After this preliminary description of the worth and salient influence of Individualism, under which our country has grown to be the greatest nation of the world, let us now turn to Socialism—a system which, if adopted, would call a halt to our progress, tear down our established institutions, and turn our great prosperity into ruin and decay.
It is difficult to tell just what is meant by Socialism in the more modern sense of the term.
It has appeared in the United States under five different and almost totally disconnected forms. It has appeared as a movement towards the establishment of Socialistic communities or communisms; it has appeared as Fourierism, as German or International Socialism, as Nihilism and Christian Socialism.
Professor Mallock, the eminent English writer, in his lectures in New York, made a careful analysis of Socialism, and exposed its plausible sophistries, some of which, Socialists boast, are grounded on our defined principles of political economy, which the learned writer asserts are rather incomplete. It may be admitted that this is so, and that fuller and clearer distinctions could well be added to our text books on the subject. But, joining the issue in a clean-cut way, between Individualism and Socialism, obviates all necessity at this time of further considering such distinctions, and clarifies our respective positions in this debate.
It was noticeable that, during the delivery of these lectures, hints and remonstrances were freely thrown out that the structure that Dr. Mallock was attacking was not Socialism at all, in the modern acceptation of the term, but something else that had long ago been abandoned.
Now, while I have no unfriendliness whatever with the honest Socialist (mistaken, deluded and sadly out of place in this grand Republic, as he may be), I do say, that this position is but too often the wily subterfuge, sought to be taken advantage of by the insincere agitator or pretended reformer, when he sees that he is beaten. His invariable answer to an irrefutable argument is: “Oh, that which you talked about is not modern Socialism!”

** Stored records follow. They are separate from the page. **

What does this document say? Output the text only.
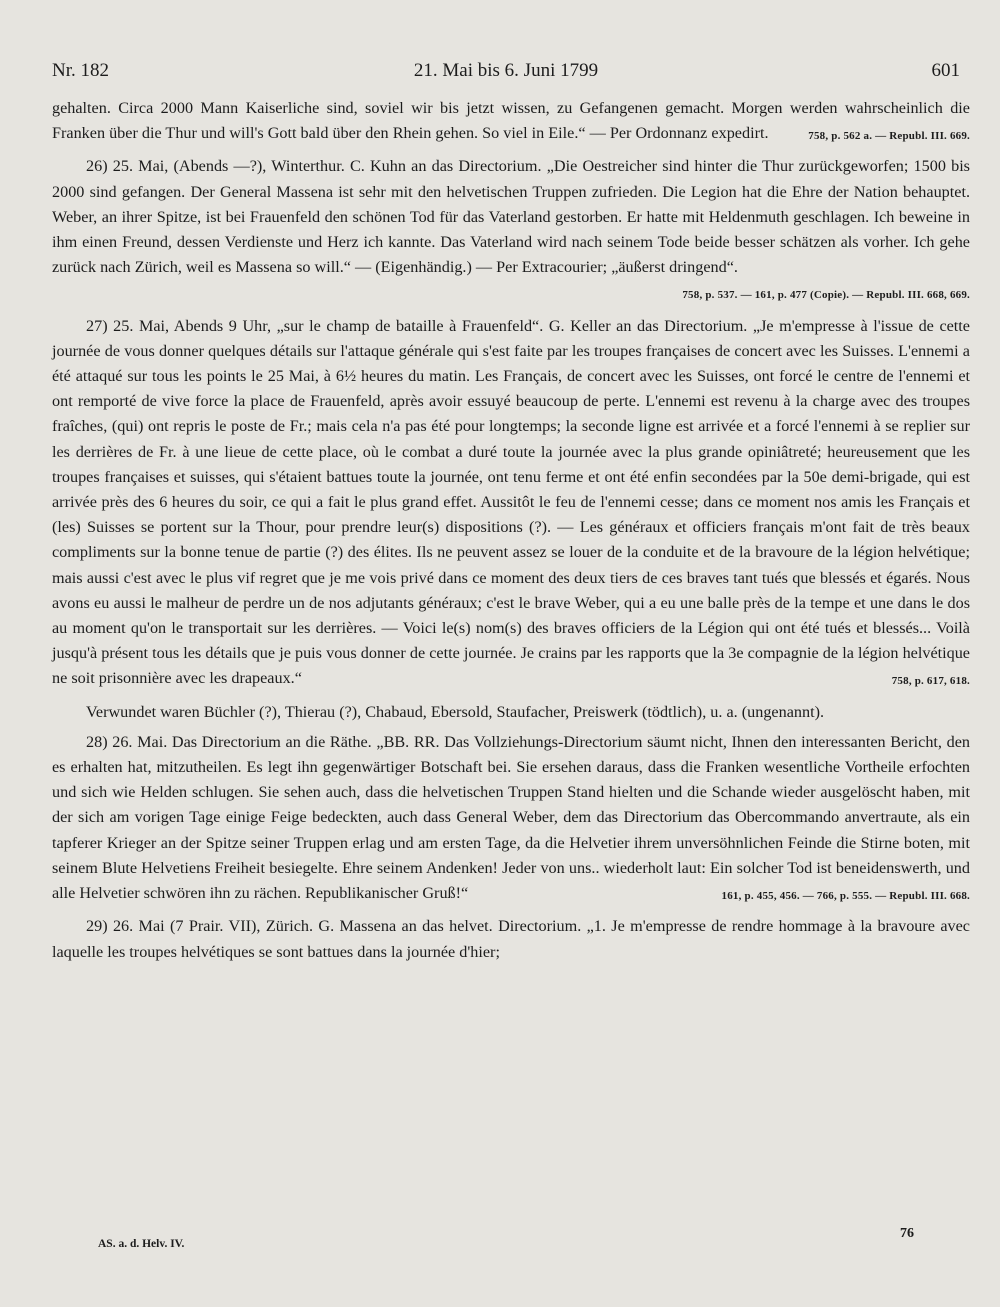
Nr. 182	21. Mai bis 6. Juni 1799	601

gehalten. Circa 2000 Mann Kaiserliche sind, soviel wir bis jetzt wissen, zu Gefangenen gemacht. Morgen werden wahrscheinlich die Franken über die Thur und will's Gott bald über den Rhein gehen. So viel in Eile.“ — Per Ordonnanz expedirt.	758, p. 562 a. — Republ. III. 669.

26) 25. Mai, (Abends —?), Winterthur. C. Kuhn an das Directorium. „Die Oestreicher sind hinter die Thur zurückgeworfen; 1500 bis 2000 sind gefangen. Der General Massena ist sehr mit den helvetischen Truppen zufrieden. Die Legion hat die Ehre der Nation behauptet. Weber, an ihrer Spitze, ist bei Frauenfeld den schönen Tod für das Vaterland gestorben. Er hatte mit Heldenmuth geschlagen. Ich beweine in ihm einen Freund, dessen Verdienste und Herz ich kannte. Das Vaterland wird nach seinem Tode beide besser schätzen als vorher. Ich gehe zurück nach Zürich, weil es Massena so will.“ — (Eigenhändig.) — Per Extracourier; „äußerst dringend“.
758, p. 537. — 161, p. 477 (Copie). — Republ. III. 668, 669.

27) 25. Mai, Abends 9 Uhr, „sur le champ de bataille à Frauenfeld“. G. Keller an das Directorium. „Je m'empresse à l'issue de cette journée de vous donner quelques détails sur l'attaque générale qui s'est faite par les troupes françaises de concert avec les Suisses. L'ennemi a été attaqué sur tous les points le 25 Mai, à 6½ heures du matin. Les Français, de concert avec les Suisses, ont forcé le centre de l'ennemi et ont remporté de vive force la place de Frauenfeld, après avoir essuyé beaucoup de perte. L'ennemi est revenu à la charge avec des troupes fraîches, (qui) ont repris le poste de Fr.; mais cela n'a pas été pour longtemps; la seconde ligne est arrivée et a forcé l'ennemi à se replier sur les derrières de Fr. à une lieue de cette place, où le combat a duré toute la journée avec la plus grande opiniâtreté; heureusement que les troupes françaises et suisses, qui s'étaient battues toute la journée, ont tenu ferme et ont été enfin secondées par la 50e demi-brigade, qui est arrivée près des 6 heures du soir, ce qui a fait le plus grand effet. Aussitôt le feu de l'ennemi cesse; dans ce moment nos amis les Français et (les) Suisses se portent sur la Thour, pour prendre leur(s) dispositions (?). — Les généraux et officiers français m'ont fait de très beaux compliments sur la bonne tenue de partie (?) des élites. Ils ne peuvent assez se louer de la conduite et de la bravoure de la légion helvétique; mais aussi c'est avec le plus vif regret que je me vois privé dans ce moment des deux tiers de ces braves tant tués que blessés et égarés. Nous avons eu aussi le malheur de perdre un de nos adjutants généraux; c'est le brave Weber, qui a eu une balle près de la tempe et une dans le dos au moment qu'on le transportait sur les derrières. — Voici le(s) nom(s) des braves officiers de la Légion qui ont été tués et blessés... Voilà jusqu'à présent tous les détails que je puis vous donner de cette journée. Je crains par les rapports que la 3e compagnie de la légion helvétique ne soit prisonnière avec les drapeaux.“	758, p. 617, 618.

Verwundet waren Büchler (?), Thierau (?), Chabaud, Ebersold, Staufacher, Preiswerk (tödtlich), u. a. (ungenannt).

28) 26. Mai. Das Directorium an die Räthe. „BB. RR. Das Vollziehungs-Directorium säumt nicht, Ihnen den interessanten Bericht, den es erhalten hat, mitzutheilen. Es legt ihn gegenwärtiger Botschaft bei. Sie ersehen daraus, dass die Franken wesentliche Vortheile erfochten und sich wie Helden schlugen. Sie sehen auch, dass die helvetischen Truppen Stand hielten und die Schande wieder ausgelöscht haben, mit der sich am vorigen Tage einige Feige bedeckten, auch dass General Weber, dem das Directorium das Obercommando anvertraute, als ein tapferer Krieger an der Spitze seiner Truppen erlag und am ersten Tage, da die Helvetier ihrem unversöhnlichen Feinde die Stirne boten, mit seinem Blute Helvetiens Freiheit besiegelte. Ehre seinem Andenken! Jeder von uns.. wiederholt laut: Ein solcher Tod ist beneidenswerth, und alle Helvetier schwören ihn zu rächen. Republikanischer Gruß!“	161, p. 455, 456. — 766, p. 555. — Republ. III. 668.

29) 26. Mai (7 Prair. VII), Zürich. G. Massena an das helvet. Directorium. „1. Je m'empresse de rendre hommage à la bravoure avec laquelle les troupes helvétiques se sont battues dans la journée d'hier;

AS. a. d. Helv. IV.
76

For the purpose of this discussion, however, we can agree that, as contradistinguished from Individualism, Socialism opposes and denounces competition as an injurious and unnecessary force in society, and advocates the collective ownership, through the State, of all the means of production and distribution.
Socialists would, in other words, fence up the great field of free opportunity, deaden all incentive or inspiration for great achievement, and not only curtail, but wholly remove, the right to compete and excel, and make it impossible to write “success” as the result of individual effort.

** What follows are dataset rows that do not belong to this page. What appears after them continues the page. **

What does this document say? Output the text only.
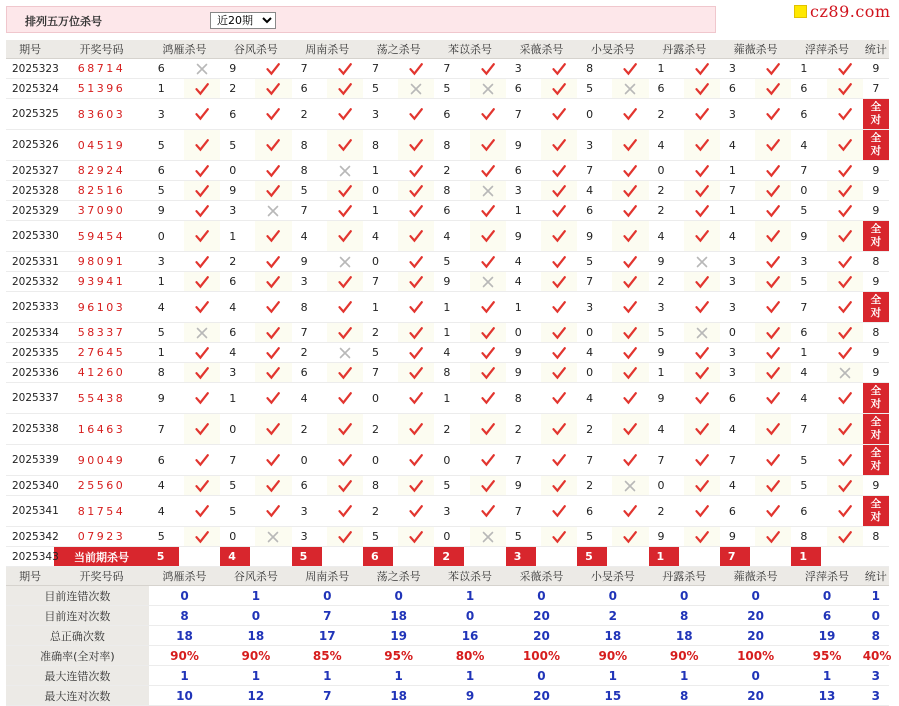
排列五万位杀号
近20期
cz89.com
期号	开奖号码	鸿雁杀号		谷风杀号		周南杀号		荡之杀号		苯苡杀号		采薇杀号		小旻杀号		丹露杀号		蕹薇杀号		浮萍杀号		统计
2025323	68714	6		9		7		7		7		3		8		1		3		1		9
2025324	51396	1		2		6		5		5		6		5		6		6		6		7
2025325	83603	3		6		2		3		6		7		0		2		3		6		全对
2025326	04519	5		5		8		8		8		9		3		4		4		4		全对
2025327	82924	6		0		8		1		2		6		7		0		1		7		9
2025328	82516	5		9		5		0		8		3		4		2		7		0		9
2025329	37090	9		3		7		1		6		1		6		2		1		5		9
2025330	59454	0		1		4		4		4		9		9		4		4		9		全对
2025331	98091	3		2		9		0		5		4		5		9		3		3		8
2025332	93941	1		6		3		7		9		4		7		2		3		5		9
2025333	96103	4		4		8		1		1		1		3		3		3		7		全对
2025334	58337	5		6		7		2		1		0		0		5		0		6		8
2025335	27645	1		4		2		5		4		9		4		9		3		1		9
2025336	41260	8		3		6		7		8		9		0		1		3		4		9
2025337	55438	9		1		4		0		1		8		4		9		6		4		全对
2025338	16463	7		0		2		2		2		2		2		4		4		7		全对
2025339	90049	6		7		0		0		0		7		7		7		7		5		全对
2025340	25560	4		5		6		8		5		9		2		0		4		5		9
2025341	81754	4		5		3		2		3		7		6		2		6		6		全对
2025342	07923	5		0		3		5		0		5		5		9		9		8		8
2025343	当前期杀号	5		4		5		6		2		3		5		1		7		1		
期号	开奖号码	鸿雁杀号		谷风杀号		周南杀号		荡之杀号		苯苡杀号		采薇杀号		小旻杀号		丹露杀号		蕹薇杀号		浮萍杀号		统计
目前连错次数		0		1		0		0		1		0		0		0		0		0		1
目前连对次数		8		0		7		18		0		20		2		8		20		6		0
总正确次数		18		18		17		19		16		20		18		18		20		19		8
准确率(全对率)		90%		90%		85%		95%		80%		100%		90%		90%		100%		95%		40%
最大连错次数		1		1		1		1		1		0		1		1		0		1		3
最大连对次数		10		12		7		18		9		20		15		8		20		13		3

Just think of that! Why, the very thing that the Socialists attack, as untenable and wrong in government—individual competition—has done more than anything else to make us what we are as a nation to-day; has kept alive the precious fires of liberty and freedom and has preserved the institutions of our country. Take away the spirit of Individualism from the people, and you at once eliminate the American Spirit—the love of freedom—of free industry—free and unfettered opportunity—you take away freedom itself!